As described earlier, the liquid crystal display offers a big advantage that the amount of power consumed thereby is small. However, the backlight for back illumination consumes a large amount of power, destroying the merit. Therefore, it is desirable to use a backlight having a high illumination efficiency. For this reason, in some cases, a backlight having an excellent directivity, that is, having a radiated-light distribution close to that of parallel beams is employed. By the way, the liquid crystal display has a variety of operation modes having something to do with the arrangement of liquid crystal molecules. In the case of a twist nematic (TN) mode, a super twist nematic (STN) mode or a birefringence (ECB) moder either of which is widely used, the transmissivity is dependent upon the visual field angle. FIG. 7 is a diagram showing the dependence of the transmissivity upon the visual field angle in the case of the TN mode. The figure shows a graph obtained from measurement of the transmissivity for a slanting direction forming an angle of 45 degrees with a line normal to the display screen. The figure also shows changes in transmissivity for all directions in the entire 360-degree range with the normal line taken as a center. It is obvious from the figure that, in three directions, the transmissivity is good but, in the remaining direction, the transmissivity becomes extremely poor, indicating the existence of the high dependence of the transmissivity upon the visual field angle. When the liquid crystal display is illuminated by a backlight with a good directivity, the incident illumination light goes all but straight ahead on. Accordingly, when observing the display screen from a position on the front side, the amount of light radiated in slanting directions is relatively small. As a result, in the case of a liquid crystal display which has a transmissivity depending upon the visual field angle, the brightness obtained in an observation at a position in a slanting direction becomes poor, giving rise to a problem that the visual display power deteriorates substantially.

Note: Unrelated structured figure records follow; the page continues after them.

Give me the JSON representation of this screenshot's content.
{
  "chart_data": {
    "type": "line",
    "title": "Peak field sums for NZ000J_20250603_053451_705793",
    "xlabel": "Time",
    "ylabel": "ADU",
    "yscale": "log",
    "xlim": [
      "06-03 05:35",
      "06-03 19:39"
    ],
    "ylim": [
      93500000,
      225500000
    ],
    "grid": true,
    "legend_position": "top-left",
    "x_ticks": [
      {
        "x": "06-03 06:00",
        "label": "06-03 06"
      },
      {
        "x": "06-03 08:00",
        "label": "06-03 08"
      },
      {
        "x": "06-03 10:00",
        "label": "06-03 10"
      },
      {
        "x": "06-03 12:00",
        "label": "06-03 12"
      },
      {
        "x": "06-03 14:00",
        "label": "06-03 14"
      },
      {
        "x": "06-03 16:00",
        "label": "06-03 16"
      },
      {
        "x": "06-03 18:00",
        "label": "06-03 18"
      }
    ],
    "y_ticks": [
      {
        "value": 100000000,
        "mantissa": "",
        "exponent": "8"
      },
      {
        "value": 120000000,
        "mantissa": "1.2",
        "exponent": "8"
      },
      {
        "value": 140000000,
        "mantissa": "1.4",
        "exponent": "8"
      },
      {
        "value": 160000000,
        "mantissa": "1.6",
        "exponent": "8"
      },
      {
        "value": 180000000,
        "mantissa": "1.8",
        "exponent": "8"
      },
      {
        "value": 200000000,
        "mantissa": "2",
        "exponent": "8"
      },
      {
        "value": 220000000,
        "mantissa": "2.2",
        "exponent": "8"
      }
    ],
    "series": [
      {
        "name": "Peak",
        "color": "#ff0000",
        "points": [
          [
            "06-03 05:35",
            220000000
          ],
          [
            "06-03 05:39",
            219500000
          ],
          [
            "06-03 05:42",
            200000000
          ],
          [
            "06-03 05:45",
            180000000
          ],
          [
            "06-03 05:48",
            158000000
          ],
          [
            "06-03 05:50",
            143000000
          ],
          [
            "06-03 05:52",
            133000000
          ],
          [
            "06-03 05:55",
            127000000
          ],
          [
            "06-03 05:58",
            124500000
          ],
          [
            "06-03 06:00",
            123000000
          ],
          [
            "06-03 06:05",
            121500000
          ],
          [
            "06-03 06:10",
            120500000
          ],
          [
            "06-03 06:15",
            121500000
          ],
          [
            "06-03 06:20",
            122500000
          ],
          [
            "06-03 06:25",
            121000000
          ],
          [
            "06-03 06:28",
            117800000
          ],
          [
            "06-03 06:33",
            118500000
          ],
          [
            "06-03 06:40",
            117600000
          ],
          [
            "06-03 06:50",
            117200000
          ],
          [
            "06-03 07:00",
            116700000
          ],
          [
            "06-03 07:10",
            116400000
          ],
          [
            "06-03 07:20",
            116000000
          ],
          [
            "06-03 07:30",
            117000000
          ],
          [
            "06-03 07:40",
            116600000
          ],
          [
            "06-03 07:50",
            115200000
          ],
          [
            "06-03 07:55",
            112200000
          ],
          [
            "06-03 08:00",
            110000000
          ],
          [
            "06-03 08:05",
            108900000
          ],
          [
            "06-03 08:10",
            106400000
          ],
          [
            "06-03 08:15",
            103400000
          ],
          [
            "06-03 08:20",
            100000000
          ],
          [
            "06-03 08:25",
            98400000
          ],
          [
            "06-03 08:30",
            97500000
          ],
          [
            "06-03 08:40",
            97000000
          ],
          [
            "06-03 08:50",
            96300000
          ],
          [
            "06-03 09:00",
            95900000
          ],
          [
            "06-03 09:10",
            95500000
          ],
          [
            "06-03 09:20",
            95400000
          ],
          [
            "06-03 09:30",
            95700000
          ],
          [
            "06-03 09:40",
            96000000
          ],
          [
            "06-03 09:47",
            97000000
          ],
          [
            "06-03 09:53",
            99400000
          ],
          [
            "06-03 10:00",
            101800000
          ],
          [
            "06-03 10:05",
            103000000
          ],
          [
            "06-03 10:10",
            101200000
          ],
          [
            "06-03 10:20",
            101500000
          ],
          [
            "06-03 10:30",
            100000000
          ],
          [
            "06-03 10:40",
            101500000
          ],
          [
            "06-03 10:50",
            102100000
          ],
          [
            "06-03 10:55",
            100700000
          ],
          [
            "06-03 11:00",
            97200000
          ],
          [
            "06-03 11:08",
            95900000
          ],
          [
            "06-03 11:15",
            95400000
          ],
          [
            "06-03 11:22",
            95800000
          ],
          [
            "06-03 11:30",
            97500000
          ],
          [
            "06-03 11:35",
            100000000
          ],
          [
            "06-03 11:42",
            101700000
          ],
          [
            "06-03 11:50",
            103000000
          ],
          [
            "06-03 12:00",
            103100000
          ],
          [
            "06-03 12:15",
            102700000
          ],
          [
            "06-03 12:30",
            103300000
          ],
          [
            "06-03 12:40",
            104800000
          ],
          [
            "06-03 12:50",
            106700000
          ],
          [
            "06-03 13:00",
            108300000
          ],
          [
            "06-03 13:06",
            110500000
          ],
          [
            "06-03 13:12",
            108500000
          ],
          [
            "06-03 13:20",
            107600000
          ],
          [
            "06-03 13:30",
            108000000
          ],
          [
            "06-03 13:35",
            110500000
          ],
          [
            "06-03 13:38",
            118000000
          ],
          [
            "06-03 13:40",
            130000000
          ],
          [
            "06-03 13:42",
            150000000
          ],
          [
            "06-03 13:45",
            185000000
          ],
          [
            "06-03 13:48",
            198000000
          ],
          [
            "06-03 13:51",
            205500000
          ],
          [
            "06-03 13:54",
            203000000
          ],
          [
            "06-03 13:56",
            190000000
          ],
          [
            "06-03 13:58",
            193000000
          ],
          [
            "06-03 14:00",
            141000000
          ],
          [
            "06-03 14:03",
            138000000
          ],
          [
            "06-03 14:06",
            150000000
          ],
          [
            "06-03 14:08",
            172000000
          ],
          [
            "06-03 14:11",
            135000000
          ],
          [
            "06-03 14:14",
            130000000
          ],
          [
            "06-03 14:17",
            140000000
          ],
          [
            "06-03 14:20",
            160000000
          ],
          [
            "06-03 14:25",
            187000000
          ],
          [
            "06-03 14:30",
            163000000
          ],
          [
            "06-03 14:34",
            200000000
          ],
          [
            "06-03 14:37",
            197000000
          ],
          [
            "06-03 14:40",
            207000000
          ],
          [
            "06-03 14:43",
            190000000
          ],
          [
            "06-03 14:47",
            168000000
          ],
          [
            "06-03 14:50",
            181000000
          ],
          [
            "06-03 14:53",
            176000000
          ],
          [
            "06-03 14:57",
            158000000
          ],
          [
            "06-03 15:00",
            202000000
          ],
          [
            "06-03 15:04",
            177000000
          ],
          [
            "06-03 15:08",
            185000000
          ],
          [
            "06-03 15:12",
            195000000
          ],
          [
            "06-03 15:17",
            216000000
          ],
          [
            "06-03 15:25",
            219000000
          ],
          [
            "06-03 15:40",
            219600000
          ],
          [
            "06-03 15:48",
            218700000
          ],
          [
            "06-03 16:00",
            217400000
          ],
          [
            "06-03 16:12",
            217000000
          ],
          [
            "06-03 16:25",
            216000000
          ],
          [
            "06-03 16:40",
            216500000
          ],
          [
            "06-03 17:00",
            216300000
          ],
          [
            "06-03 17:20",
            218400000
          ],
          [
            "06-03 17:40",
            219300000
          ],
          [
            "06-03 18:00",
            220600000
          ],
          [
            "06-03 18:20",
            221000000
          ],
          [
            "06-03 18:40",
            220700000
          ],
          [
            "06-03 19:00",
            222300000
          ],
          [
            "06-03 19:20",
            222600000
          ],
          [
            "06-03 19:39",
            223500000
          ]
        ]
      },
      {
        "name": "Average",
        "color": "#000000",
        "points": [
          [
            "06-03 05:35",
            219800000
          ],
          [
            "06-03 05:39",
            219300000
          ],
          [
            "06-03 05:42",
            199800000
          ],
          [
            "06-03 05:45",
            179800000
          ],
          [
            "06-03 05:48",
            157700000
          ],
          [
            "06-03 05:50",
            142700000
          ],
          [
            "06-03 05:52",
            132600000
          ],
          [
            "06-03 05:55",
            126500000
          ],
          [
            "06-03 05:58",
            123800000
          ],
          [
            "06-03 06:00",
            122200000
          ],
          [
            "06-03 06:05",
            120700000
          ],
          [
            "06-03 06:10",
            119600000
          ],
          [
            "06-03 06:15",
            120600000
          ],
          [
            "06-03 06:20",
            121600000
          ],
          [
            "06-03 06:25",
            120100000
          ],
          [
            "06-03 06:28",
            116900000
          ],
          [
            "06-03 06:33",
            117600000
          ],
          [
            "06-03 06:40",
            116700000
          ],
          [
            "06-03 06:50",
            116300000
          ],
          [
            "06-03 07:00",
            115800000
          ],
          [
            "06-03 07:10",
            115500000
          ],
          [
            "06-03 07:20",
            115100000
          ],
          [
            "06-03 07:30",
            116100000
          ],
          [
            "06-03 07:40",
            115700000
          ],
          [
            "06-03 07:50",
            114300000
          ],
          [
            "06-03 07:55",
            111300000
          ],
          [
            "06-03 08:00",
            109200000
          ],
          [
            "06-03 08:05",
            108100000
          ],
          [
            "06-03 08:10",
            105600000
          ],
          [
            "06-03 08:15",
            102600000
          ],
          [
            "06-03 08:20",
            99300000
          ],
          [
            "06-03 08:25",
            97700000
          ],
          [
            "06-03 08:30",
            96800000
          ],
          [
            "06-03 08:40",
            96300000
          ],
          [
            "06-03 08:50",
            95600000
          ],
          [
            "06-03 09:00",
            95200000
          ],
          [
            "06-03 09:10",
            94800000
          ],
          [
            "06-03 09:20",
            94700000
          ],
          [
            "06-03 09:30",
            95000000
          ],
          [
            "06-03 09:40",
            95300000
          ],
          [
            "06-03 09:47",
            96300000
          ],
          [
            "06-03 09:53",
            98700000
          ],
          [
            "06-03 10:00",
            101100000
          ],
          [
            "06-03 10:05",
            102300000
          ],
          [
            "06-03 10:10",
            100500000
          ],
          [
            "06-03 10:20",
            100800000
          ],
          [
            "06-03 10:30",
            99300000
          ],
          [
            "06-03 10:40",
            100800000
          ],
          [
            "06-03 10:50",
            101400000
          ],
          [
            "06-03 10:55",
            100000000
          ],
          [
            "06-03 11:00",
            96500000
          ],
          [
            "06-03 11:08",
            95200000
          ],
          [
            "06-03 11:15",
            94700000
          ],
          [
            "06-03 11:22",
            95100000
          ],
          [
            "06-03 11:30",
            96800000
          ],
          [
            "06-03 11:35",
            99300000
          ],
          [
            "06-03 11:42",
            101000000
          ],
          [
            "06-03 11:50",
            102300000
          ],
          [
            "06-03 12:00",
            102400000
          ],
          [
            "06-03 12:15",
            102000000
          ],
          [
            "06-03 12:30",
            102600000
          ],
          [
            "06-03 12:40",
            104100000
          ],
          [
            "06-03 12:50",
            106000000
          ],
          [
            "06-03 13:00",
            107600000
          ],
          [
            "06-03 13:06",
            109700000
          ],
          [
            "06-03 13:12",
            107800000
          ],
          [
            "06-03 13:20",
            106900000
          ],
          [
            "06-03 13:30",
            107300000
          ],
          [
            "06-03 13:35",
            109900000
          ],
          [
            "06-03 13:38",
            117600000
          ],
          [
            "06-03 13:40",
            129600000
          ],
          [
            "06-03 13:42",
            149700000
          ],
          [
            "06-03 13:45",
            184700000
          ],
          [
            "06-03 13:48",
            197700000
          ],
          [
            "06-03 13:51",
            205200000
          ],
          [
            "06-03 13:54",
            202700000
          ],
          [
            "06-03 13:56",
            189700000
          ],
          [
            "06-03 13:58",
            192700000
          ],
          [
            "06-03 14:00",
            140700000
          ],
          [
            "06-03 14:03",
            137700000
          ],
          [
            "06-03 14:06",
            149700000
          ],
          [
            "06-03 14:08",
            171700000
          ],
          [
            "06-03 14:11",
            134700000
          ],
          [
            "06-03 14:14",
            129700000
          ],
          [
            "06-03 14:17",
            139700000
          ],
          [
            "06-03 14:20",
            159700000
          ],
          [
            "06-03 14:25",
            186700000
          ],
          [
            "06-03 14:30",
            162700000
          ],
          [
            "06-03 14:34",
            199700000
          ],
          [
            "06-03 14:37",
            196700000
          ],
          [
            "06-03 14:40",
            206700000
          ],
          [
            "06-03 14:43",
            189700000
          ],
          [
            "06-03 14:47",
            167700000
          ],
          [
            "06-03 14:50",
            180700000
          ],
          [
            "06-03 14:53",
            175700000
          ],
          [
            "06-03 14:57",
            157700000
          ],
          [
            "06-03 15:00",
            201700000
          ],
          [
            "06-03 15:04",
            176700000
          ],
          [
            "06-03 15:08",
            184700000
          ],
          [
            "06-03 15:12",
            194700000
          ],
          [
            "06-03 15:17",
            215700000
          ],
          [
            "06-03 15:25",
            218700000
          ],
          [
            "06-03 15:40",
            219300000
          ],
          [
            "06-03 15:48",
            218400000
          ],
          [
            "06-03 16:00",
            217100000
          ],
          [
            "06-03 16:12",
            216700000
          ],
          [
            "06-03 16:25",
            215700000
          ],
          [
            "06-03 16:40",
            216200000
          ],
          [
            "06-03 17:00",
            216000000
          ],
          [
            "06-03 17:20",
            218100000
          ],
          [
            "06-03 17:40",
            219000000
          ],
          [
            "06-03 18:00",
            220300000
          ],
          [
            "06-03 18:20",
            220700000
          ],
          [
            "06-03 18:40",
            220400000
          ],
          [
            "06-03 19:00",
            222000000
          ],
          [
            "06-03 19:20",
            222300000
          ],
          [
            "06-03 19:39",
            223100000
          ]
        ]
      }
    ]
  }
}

In order to solve this problem, a structure wherein a light diffusing layer is placed on the radiating surface of the liquid crystal panel is proposed. An example of such a structure is disclosed in Japanese Patent Laid-Open No. Hei 6-95099. By providing a light diffusing layer, an incident illumination light arriving all but perpendicularly from a source at the back side passes through the liquid crystal panel, being diffused as well as emitted by the light diffusing layer to result in an optical distribution having also sufficient amounts of light in slanting directions. As a result, display brightness can be obtained at a practical level in each slanting direction, allowing the visual display power to be improved even for a liquid crystal panel with the transmissivity thereof dependent upon the visual field angle.
While the conventional light diffusing layer diffuses an incident illumination light, however, it also reflects an external light to a certain degree, giving rise to a problem that the display contrast becomes poor.